The U.S. Trademark Trial and Appeal Board (TTAB) just issued a precedential decision that will continue to frustrate those individuals and corporate entities in the hemp and cannabidiol (CBD) space. The TTAB decided that, in the case of In re: Stanley Brothers Social Enterprises LLC, (Serial No. 86568478 ; June 16, 2020), the Colorado CBD company could not register its trademark “CW” because the goods associated with the mark, namely “hemp oil extracts sold as an integral component of dietary and nutritional supplements,” violate the Food, Drug and Cosmetic Act (FDCA), per the TTAB’s opinion.
The examining attorney at the U.S. Patent and Trademark Office had previously determined that the mark “CW,” as used, was a per se violation of the FDCA. In appealing to the TTAB, Stanley Brothers argued that dietary supplements are not “food,” and CBD falls within an exception to the FDCA for drugs or biological products “marketed in food.” The TTAB disagreed and noted that under 21 U.S.C. § 321(ff) “a dietary supplement shall be deemed to be a food within the meaning of this chapter.” The board also said hemp oil is a food product to which CBD (a drug) has been added.

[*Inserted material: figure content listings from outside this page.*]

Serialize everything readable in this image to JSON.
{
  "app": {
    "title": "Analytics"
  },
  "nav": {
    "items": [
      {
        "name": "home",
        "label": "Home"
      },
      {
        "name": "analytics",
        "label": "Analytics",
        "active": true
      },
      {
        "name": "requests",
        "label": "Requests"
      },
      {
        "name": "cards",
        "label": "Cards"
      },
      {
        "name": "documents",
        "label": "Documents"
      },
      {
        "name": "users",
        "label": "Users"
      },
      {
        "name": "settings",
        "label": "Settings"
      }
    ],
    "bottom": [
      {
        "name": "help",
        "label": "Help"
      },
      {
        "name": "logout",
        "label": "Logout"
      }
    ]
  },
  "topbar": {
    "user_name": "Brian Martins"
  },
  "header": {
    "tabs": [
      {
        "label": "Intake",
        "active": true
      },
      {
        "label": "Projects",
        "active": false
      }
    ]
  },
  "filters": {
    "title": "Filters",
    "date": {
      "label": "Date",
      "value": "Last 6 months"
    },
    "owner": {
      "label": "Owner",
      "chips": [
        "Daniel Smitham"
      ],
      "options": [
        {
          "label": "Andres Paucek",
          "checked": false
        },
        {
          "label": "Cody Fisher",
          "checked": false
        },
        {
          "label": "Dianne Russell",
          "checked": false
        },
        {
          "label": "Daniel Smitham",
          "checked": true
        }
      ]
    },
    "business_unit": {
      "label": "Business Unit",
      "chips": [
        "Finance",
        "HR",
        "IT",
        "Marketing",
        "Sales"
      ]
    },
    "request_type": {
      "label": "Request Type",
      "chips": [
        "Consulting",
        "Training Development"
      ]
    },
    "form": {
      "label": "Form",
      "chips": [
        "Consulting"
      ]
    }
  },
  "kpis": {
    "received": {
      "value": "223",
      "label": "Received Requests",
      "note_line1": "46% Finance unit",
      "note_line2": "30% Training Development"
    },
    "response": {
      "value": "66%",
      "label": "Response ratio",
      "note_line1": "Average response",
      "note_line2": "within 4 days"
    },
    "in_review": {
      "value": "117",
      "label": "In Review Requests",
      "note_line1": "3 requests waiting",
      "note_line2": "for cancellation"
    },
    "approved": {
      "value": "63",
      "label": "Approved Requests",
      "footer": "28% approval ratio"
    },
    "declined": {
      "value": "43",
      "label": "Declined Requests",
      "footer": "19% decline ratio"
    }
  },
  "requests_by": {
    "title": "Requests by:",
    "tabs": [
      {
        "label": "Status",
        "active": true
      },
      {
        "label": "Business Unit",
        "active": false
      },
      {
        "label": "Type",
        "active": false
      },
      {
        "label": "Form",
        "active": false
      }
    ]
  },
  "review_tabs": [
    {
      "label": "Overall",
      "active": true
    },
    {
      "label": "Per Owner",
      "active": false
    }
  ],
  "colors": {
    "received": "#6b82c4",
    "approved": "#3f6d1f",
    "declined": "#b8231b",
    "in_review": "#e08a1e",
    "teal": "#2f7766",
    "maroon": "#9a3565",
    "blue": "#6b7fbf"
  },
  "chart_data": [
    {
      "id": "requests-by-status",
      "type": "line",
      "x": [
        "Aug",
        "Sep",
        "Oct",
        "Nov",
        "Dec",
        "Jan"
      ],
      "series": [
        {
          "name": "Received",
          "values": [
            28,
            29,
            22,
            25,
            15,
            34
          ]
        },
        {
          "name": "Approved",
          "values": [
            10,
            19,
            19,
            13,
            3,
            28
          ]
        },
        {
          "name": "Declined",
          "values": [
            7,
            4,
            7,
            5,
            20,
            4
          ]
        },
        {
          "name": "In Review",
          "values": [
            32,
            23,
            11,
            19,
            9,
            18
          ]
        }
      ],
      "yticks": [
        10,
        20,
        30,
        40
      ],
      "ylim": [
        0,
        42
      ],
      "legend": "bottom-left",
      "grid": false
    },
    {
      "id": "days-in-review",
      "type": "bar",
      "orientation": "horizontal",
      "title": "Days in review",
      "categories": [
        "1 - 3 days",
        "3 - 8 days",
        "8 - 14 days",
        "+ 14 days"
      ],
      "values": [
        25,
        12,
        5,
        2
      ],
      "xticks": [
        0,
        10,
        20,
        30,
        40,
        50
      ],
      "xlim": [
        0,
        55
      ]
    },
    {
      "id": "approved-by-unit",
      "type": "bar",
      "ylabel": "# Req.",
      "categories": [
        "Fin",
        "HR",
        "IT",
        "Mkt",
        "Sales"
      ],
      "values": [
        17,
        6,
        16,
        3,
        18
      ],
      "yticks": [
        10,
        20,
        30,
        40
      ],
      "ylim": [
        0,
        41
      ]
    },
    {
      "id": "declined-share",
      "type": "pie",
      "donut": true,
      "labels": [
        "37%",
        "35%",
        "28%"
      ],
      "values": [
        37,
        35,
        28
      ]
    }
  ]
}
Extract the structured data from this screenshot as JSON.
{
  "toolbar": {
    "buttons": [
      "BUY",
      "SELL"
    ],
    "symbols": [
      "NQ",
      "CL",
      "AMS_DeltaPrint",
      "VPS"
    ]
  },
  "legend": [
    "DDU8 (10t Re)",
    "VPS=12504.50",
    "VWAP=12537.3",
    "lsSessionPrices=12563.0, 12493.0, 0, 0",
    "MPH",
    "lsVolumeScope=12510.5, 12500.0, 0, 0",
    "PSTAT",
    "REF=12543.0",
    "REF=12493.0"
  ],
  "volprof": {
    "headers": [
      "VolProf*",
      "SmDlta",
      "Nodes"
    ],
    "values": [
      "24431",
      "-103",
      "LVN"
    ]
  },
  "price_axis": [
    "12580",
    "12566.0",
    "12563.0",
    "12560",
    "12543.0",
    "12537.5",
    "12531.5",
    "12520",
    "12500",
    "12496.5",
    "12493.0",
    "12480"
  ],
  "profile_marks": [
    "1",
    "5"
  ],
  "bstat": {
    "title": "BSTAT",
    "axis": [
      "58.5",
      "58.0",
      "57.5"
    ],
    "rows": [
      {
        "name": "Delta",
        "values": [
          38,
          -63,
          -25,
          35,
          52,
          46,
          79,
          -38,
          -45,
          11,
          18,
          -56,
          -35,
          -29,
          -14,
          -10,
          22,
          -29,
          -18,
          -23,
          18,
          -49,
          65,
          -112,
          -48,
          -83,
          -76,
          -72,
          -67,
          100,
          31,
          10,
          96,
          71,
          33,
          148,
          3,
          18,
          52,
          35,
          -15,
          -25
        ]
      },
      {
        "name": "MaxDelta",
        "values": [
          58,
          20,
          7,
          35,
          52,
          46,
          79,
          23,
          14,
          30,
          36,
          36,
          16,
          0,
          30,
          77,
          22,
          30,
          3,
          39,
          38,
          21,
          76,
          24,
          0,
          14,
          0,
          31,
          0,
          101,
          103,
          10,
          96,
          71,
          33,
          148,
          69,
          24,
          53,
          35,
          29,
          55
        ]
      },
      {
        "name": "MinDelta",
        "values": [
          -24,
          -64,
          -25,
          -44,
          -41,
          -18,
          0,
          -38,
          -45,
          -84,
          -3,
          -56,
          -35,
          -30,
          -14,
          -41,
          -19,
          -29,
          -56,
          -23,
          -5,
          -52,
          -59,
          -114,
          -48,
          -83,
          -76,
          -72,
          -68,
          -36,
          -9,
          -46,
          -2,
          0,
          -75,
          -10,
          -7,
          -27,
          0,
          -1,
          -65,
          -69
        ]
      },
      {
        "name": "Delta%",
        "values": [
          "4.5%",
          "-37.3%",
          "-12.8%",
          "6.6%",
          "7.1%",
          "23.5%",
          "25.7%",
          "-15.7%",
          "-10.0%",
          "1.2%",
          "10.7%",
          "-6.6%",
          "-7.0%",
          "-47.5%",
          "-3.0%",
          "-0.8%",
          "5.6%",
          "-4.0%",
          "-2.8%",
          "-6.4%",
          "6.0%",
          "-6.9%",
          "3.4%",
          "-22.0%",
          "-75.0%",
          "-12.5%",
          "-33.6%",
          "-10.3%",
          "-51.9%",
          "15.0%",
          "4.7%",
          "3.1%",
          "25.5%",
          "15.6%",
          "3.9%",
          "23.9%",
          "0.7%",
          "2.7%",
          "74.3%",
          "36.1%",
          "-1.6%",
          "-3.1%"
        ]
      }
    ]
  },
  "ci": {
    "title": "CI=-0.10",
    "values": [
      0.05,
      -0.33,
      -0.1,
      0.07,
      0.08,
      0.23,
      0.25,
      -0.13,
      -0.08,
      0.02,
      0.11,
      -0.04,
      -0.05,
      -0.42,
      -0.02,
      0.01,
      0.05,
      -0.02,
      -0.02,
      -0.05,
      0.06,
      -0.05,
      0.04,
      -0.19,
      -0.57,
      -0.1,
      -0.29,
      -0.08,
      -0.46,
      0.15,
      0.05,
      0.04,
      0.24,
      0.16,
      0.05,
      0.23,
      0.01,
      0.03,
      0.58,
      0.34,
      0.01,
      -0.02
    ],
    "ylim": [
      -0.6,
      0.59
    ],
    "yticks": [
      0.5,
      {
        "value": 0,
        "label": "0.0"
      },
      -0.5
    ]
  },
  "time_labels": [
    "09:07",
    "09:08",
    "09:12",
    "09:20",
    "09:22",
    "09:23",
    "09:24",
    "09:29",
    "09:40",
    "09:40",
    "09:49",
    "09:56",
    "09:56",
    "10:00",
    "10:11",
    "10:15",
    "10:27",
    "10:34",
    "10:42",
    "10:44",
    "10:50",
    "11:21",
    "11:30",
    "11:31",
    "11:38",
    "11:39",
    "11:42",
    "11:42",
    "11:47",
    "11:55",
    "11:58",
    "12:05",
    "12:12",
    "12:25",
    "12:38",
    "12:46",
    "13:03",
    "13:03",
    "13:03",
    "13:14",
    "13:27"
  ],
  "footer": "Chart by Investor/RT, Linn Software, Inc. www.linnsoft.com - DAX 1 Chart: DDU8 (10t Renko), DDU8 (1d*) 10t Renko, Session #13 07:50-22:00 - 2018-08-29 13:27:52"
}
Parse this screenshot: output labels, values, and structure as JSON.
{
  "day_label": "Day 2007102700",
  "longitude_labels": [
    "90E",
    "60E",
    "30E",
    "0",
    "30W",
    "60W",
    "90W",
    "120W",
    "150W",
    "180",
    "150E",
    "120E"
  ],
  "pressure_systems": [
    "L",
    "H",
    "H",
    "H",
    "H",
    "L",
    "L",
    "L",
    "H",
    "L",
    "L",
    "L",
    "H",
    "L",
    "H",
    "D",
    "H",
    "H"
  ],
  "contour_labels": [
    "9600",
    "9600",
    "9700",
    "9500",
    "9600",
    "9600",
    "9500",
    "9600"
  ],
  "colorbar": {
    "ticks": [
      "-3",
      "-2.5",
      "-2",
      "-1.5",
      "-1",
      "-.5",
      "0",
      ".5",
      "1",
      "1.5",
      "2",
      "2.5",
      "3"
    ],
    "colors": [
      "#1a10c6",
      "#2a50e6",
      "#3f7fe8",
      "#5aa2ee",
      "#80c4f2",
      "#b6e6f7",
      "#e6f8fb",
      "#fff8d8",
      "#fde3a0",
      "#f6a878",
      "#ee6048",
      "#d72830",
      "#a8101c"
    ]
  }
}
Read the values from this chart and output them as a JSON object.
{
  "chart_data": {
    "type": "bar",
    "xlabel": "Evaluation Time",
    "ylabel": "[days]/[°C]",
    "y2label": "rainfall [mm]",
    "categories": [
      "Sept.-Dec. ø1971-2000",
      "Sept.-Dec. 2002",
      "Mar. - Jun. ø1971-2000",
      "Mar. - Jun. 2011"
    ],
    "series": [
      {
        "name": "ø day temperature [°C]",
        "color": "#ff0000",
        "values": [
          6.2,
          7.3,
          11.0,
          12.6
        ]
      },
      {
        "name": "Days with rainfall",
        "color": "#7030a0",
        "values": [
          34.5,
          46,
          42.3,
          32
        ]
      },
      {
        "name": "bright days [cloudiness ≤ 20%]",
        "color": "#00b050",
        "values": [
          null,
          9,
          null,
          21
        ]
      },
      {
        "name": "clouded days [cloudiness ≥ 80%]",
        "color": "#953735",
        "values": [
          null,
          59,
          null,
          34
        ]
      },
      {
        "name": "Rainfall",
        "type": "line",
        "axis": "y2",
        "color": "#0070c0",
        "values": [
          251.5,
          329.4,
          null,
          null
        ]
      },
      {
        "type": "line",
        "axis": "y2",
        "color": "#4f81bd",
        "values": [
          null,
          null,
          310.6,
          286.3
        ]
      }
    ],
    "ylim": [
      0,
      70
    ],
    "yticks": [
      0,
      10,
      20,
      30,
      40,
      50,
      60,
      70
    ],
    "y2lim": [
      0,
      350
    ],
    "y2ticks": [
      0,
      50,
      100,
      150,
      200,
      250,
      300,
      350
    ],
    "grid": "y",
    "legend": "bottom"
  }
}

While hemp-derived CBD was removed from the Controlled Substances Act in 2018, the FDA has continued to opine that CBD is not authorized for ingestible use under the FDCA. The TTAB has followed the FDA’s lead, and, accordingly, registration of marks for foods, beverages, dietary supplements, or pet treats containing CBD will still be refused as unlawful under the FDCA, even if derived from hemp, because, according to the FDA, they may not be introduced lawfully into interstate commerce.
The recent TTAB decision highlights that CBD companies still face hurdles when seeking to protect their intellectual property. One deciding factor on whether registration will be secured is the description of goods and/or services for the pending trademark application. For example, trademarks for non-medicated topical skincare and body oils containing CBD are much more likely to obtain registration because the FDA does not similarly argue against the marketing of cosmetics containing CBD. Accordingly, many hemp companies have secured trademarks for their topical products and plan to apply for additional trademark protection once the FDA finally issues regulations for CBD, or Congress forces the FDA to legally recognize and regulate ingestible CBD products. It will be interesting to see whether this TTAB decision is next appealed to the Federal Circuit.